Hi,
thanks for the analysis of this defect.
BTW, it's covered by the CR:
6848458: java/awt/GridLayout/LayoutExtraGaps/LayoutExtraGaps.java fails
(I can't find it through bugs.sun.com perhaps due to some temporary
problems with the site)
I like the fix but I'd name parameters not "boarders", but "borders"
otherwise it sounds like a variable receives some meal in a the method
scope in return for payment or service of holding the value in it :)
public static boolean areBoardersEqual(double boarder1, double boarder2) {
Thanks,
Andrei
Man Wong wrote:
Hi,
I was looking over one of the failures for a jtreg test on openjdk and the
test case did not make sense to me, which led me to make changes to the test
case.
First of all, the test was in java/awt/GridLayout/LayoutExtraGaps.java. The test
currently under the openjdk I believe was trying to test whether a GridLayout object
centre its component properly (based on the message printed by the exception). It tested
that by checking if the origin coordinate of the first component (each component is a
rectangle, and there are 29 rectangles in a panel and there are 4 panels in the main
window) is (0,0). If both x and y are 0 for any of the panels, then the test fails. I
also think that the reason why they chose (0,0) as the failing point because base on the
values they passed in, x and y cannot both be at (0,0). This is not valid because the
error that was output states, "Test failed. GridLayout doesn't center
component.", but the components are in fact centred, since all opposite boarders
have equal dimension.
When I looked at the gui generated, there are boarders between the
rectangles and its parent panel. And the boarder changes as the gui window
resizes (not sure if that is another problem in java or if it was intentional).
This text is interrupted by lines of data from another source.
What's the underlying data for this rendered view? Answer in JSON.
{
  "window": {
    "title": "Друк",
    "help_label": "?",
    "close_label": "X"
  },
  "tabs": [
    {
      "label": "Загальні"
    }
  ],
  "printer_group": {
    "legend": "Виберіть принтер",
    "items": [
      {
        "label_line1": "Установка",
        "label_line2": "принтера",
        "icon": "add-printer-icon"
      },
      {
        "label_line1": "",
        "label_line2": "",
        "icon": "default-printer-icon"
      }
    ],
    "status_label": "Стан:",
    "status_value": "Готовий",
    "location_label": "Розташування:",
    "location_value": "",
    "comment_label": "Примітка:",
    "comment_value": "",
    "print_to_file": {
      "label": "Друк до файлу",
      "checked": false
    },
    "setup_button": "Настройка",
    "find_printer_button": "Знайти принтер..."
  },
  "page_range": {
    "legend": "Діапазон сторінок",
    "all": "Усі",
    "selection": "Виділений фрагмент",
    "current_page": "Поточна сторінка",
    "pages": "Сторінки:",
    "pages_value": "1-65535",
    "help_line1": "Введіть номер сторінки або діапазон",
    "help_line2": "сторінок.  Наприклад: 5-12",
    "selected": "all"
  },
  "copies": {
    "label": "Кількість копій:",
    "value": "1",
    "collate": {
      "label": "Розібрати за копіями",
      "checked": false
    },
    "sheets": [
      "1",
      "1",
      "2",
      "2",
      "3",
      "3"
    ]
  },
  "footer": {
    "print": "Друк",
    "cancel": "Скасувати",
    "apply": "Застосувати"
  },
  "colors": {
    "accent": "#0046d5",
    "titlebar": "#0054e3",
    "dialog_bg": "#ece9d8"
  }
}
Not surprisingly, two of the panels were initialized such that there is no
boarder between itself and the rectangles, causing the test to fail. Which the
test should not have failed because everything was centred properly.
I created a fix to the test case (attached to this email) that checks if the boarder at the right equals the boarder at the left, and if the boarder at the top equals the boarder at the bottom. Instead of checking whether the origin coordinate of the first component is (0,0).
Thanks for looking things over, and hope to hear from you soon.